Он крутнул коня и поехал прочь. Два ковбоя повернули тоже и догнали его у дороги. Но Уилсон не последовал за ним сразу. Он наклонился вперед, не слезая с седла, и бросил на отца насмешливый взгляд.
— Да, Старрет. Ты уж подумай как следует. Вряд ли тебе пришлось бы по вкусу, чтобы кто-то другой жил в свое удовольствие, пользуясь этой твоей фермой — и этой женщиной, что вон там, в окне.
Он поднял одной рукой поводья, чтобы повернуть лошадь, — и вдруг выпустил их и настороженно замер. Должно быть, из-за того, что разглядел у отца в лице. Нам этого видно не было, матери и мне, потому что отец стоял к нам спиной. Но мы видели, как стиснулись пальцы на винтовке, которую он держал сбоку от себя.
— Не надо, Джо!
Шейн оказался рядом с отцом.
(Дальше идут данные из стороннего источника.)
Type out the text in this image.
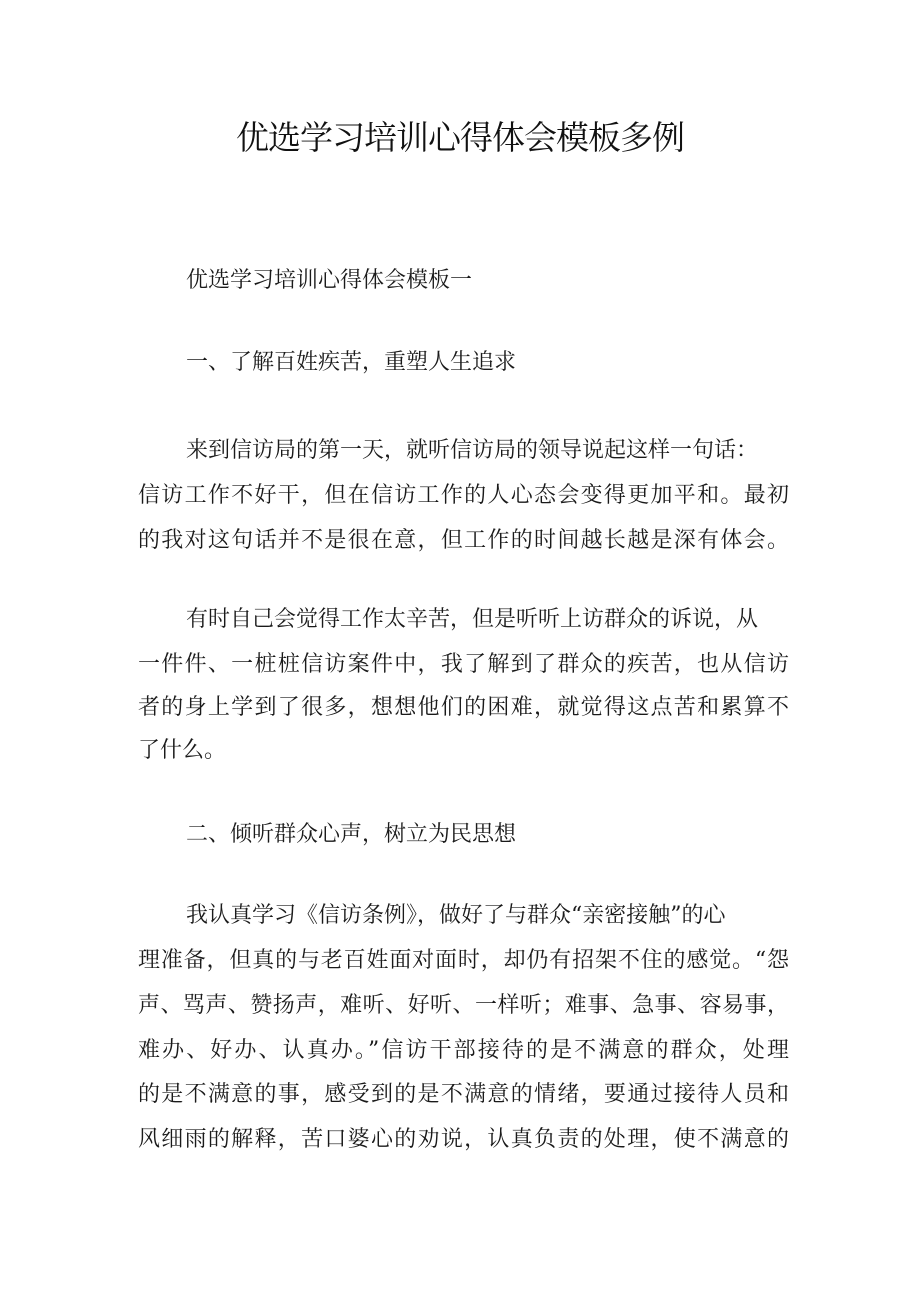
优选学习培训心得体会模板多例
优选学习培训心得体会模板一
一、了解百姓疾苦，重塑人生追求
来到信访局的第一天，就听信访局的领导说起这样一句话：
信访工作不好干，但在信访工作的人心态会变得更加平和。最初
的我对这句话并不是很在意，但工作的时间越长越是深有体会。
有时自己会觉得工作太辛苦，但是听听上访群众的诉说，从
一件件、一桩桩信访案件中，我了解到了群众的疾苦，也从信访
者的身上学到了很多，想想他们的困难，就觉得这点苦和累算不
了什么。
二、倾听群众心声，树立为民思想
我认真学习《信访条例》，做好了与群众“亲密接触”的心
理准备，但真的与老百姓面对面时，却仍有招架不住的感觉。“怨
声、骂声、赞扬声，难听、好听、一样听；难事、急事、容易事，
难办、好办、认真办。”信访干部接待的是不满意的群众，处理
的是不满意的事，感受到的是不满意的情绪，要通过接待人员和
风细雨的解释，苦口婆心的劝说，认真负责的处理，使不满意的
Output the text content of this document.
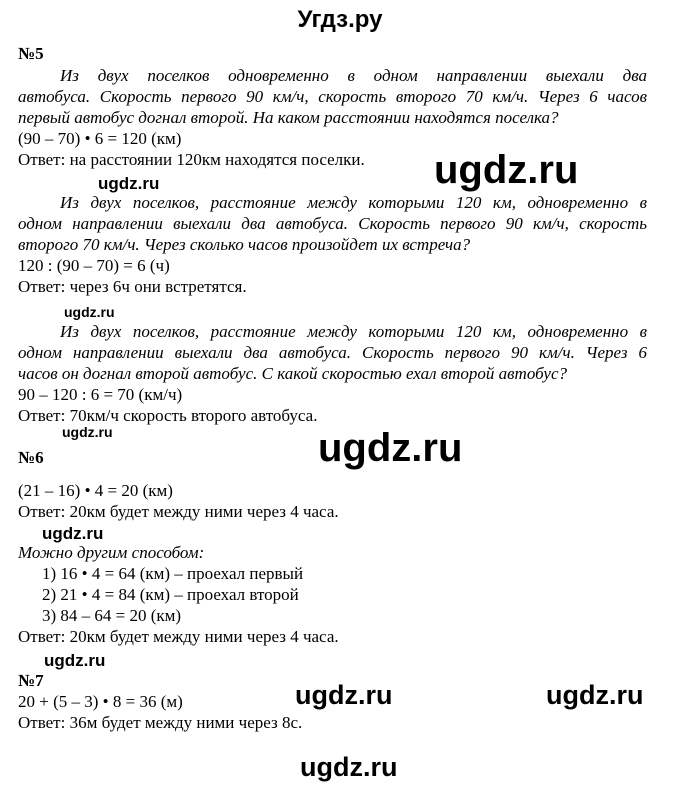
Угдз.ру
№5
Из двух поселков одновременно в одном направлении выехали два
автобуса. Скорость первого 90 км/ч, скорость второго 70 км/ч. Через 6 часов
первый автобус догнал второй. На каком расстоянии находятся поселка?
(90 – 70) • 6 = 120 (км)
Ответ: на расстоянии 120км находятся поселки.
Из двух поселков, расстояние между которыми 120 км, одновременно в
одном направлении выехали два автобуса. Скорость первого 90 км/ч, скорость
второго 70 км/ч. Через сколько часов произойдет их встреча?
120 : (90 – 70) = 6 (ч)
Ответ: через 6ч они встретятся.
Из двух поселков, расстояние между которыми 120 км, одновременно в
одном направлении выехали два автобуса. Скорость первого 90 км/ч. Через 6
часов он догнал второй автобус. С какой скоростью ехал второй автобус?
90 – 120 : 6 = 70 (км/ч)
Ответ: 70км/ч скорость второго автобуса.
№6
(21 – 16) • 4 = 20 (км)
Ответ: 20км будет между ними через 4 часа.
Можно другим способом:
1) 16 • 4 = 64 (км) – проехал первый
2) 21 • 4 = 84 (км) – проехал второй
3) 84 – 64 = 20 (км)
Ответ: 20км будет между ними через 4 часа.
№7
20 + (5 – 3) • 8 = 36 (м)
Ответ: 36м будет между ними через 8с.
ugdz.ru
ugdz.ru
ugdz.ru
ugdz.ru	ugdz.ru
ugdz.ru
ugdz.ru
ugdz.ru	ugdz.ru
ugdz.ru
Проскользнул мимо, двигаясь плавно и ровно, вниз по ступенькам и чуть в сторону и остановился возле Уилсона, по правую руку от него, не дальше чем в шести футах. Уилсон был озадачен, у него дернулась правая рука — и замерла, когда Шейн остановился и он увидел, что Шейн не вооружен.
Шейн посмотрел на него снизу вверх, и презрительный голос Шейна прозвучал, как удар бича.
— Ты разговариваешь как мужчина, потому что нацепил на себя эти блестящие железки. Сними их — и тут же съежишься, как нашкодивший мальчишка.
Дерзость этих слов на мгновение ошеломила Уилсона, и тут прозвучал голос отца:
— Шейн! Прекрати!
Мрачное выражение исчезло с Лица Уилсона. Он криво усмехнулся Шейну.
— Это уж точно, и впрямь надо, чтоб за тобой кто-то присматривал.
Крутнул своего коня и бросил его в галоп, чтобы присоединиться к Флетчеру и остальным, ожидающим на дороге.
Только тут я заметил, что мать стискивает мое плечо, да так, что просто больно. Теперь она опустилась на стул и прижала меня к себе. Нам было слышно, как отец с Шейном разговаривают на веранде.
— Он бы продырявил тебя, Джо, раньше, чем ты успел поднять винтовку и дослать патрон.
— Ну а ты, ты, дурак сумасшедший! — Отец пытался скрыть свои чувства за показным гневом. — Ты-то отвлек его на себя, так что я как раз успел бы до него добраться.
Мать вскочила на ноги. Она оттолкнула меня в сторону. Она окинула их пылающим взглядом, остановившись в дверях.
— И оба вы поступали как идиоты только потому, что он сказал какую-то гадость обо мне. Так вот, чтоб вы оба знали, — когда нужно, я умею сносить оскорбления ничуть не хуже, чем любой из вас!
Я выглянул у матери из-за спины и увидел, как они оба изумленно уставились на нее.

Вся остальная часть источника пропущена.